These are the thoughts I provided to the pastor who preached mom’s funeral on November 22, 2015:
Lessons Learned from Linda
One of the things we remember most about mother is her daily routine of kneeling by her bed every night to pray. At night, near bed time, if you went into mom’s bedroom (or just walked by and peeked in the door) you would find her there on her knees by the bed in prayer. It was understood that you would stand there and wait until she was finished. She never talked about her nightly ritual. No one except those of us in the house probably even knew she did it. We know she spent countless hours on her knees praying for us and the things going on in our lives and we want you to know that she did the same for many of you. She believed in the power of prayer and would encourage you to cast your cares and worries on Him.
2. Spend time with your family.
As young children, we were taken every week to visit our grandparents. There was a time when this seemed boring and we didn’t always enjoy it. Mom explained that we would not always have our grandparents and we needed to visit and appreciate having them in our lives as much and as long as possible. This made a very strong impression on us and we tried to follow her example and visit her and dad as much as possible. She taught us that time is the most valuable gift you can give and receive from a loved one.
3. Look for the positive in every situation.
One of mom’s doctors recently said to her, “I wish all of my patients had your disposition.” She looked for the good in every situation. She could get bad news from a test or blood work and would hold on to any one bit of positive information. Instead of focusing on the negative and feeling sorry for herself or complaining, she would focus on the positive. Blessings can be found in dire circumstances…but you have to be willing to see them. Linda would remind us to look for something positive.

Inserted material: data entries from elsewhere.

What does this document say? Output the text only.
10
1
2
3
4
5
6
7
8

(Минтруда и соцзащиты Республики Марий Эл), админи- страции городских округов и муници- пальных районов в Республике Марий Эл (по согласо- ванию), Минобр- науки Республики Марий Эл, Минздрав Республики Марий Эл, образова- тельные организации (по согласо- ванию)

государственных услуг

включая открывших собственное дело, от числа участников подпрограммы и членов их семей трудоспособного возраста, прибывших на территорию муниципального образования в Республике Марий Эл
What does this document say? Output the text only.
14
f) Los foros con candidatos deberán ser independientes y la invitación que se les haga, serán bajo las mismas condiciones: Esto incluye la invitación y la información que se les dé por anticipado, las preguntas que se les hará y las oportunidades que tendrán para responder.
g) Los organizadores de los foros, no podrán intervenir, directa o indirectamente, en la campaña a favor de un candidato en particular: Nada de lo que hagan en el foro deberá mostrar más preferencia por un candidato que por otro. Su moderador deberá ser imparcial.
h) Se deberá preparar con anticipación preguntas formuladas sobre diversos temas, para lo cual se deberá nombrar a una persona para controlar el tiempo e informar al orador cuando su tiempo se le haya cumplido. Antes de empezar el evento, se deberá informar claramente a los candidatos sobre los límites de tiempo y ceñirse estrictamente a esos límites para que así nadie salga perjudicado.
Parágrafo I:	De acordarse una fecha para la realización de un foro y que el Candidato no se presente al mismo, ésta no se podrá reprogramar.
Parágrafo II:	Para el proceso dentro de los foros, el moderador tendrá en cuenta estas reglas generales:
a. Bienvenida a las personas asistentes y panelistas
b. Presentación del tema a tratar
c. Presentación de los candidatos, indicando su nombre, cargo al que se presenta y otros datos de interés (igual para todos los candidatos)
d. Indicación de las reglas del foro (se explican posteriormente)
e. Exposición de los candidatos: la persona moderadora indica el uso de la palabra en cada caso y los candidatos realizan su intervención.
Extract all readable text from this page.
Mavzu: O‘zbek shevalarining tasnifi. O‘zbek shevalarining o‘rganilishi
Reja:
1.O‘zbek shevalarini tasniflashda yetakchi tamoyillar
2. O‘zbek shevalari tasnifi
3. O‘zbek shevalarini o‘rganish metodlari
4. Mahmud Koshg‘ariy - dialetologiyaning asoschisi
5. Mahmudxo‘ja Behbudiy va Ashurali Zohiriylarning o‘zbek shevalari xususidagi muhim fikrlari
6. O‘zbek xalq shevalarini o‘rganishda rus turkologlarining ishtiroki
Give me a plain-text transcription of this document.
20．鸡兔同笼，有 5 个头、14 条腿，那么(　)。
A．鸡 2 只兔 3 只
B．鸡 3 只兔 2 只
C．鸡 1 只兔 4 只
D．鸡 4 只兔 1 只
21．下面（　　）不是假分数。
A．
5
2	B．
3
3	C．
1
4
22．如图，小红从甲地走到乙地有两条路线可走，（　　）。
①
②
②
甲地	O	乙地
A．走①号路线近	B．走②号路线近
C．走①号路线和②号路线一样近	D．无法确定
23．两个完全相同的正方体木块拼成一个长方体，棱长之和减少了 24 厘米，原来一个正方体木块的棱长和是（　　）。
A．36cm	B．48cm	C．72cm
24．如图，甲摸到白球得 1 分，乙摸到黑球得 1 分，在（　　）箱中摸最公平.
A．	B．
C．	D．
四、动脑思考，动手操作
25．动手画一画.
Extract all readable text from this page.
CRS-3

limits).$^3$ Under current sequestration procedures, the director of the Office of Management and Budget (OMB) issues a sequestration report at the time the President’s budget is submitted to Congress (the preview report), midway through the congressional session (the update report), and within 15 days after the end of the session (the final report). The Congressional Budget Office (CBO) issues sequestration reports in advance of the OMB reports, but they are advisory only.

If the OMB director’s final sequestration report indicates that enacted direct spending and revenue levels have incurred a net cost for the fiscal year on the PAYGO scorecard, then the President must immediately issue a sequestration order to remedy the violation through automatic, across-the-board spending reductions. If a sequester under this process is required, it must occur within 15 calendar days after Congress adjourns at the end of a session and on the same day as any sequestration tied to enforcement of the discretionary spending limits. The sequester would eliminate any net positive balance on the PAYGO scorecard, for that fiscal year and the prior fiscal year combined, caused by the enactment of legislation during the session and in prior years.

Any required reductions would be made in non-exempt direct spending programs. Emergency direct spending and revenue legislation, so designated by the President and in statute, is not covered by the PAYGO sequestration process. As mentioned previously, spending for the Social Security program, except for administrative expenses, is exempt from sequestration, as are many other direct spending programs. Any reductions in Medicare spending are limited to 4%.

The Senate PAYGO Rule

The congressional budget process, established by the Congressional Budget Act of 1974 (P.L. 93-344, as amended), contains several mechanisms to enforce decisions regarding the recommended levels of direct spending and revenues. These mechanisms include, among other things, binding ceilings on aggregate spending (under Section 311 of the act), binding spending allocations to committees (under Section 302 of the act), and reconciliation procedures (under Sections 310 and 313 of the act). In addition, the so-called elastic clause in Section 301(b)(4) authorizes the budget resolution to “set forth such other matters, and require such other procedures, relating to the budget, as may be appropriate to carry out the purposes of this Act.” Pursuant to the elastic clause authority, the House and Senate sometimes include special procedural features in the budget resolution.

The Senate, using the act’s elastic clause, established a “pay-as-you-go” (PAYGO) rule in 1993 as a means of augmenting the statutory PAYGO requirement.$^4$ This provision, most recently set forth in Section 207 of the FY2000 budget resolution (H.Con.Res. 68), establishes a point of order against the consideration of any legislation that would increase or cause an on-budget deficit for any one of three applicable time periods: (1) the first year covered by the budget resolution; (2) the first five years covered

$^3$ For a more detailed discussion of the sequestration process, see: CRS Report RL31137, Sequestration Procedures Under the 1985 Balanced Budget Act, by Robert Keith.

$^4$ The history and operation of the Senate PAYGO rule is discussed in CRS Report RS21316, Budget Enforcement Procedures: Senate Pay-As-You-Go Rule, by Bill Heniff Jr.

4.Take life one day at a time.
One Sunday morning, I (Vanessa) went to see mom in the hospital before church because that is when I knew we would have some alone time. She began to tell me about the conversation she had with Bro. John the evening before. She said, “No one want’s to hear the word cancer, but when it happens to you, you have to just take it one day at a time; that’s all you can do…and I’m not worried.” So mom (Linda) would say to each of us, “No matter what you are facing, take your situation one day at a time.”
5. Live every day so you can say “When He comes, I am ready.”
On Tuesday evening, we could see that there had been a change in mom. As we were giving her the evening meds, we told her how much we loved her and I told her, “Momma, we are going to miss you so much. We don’t want to lose you, but when those angels come, its o.k. for you to go. We will take care of daddy.” After a few moments, she said “when He comes, I am ready.” I think mom would remind us all that this is not our home…and we should endeavor daily to be ready when we are called home.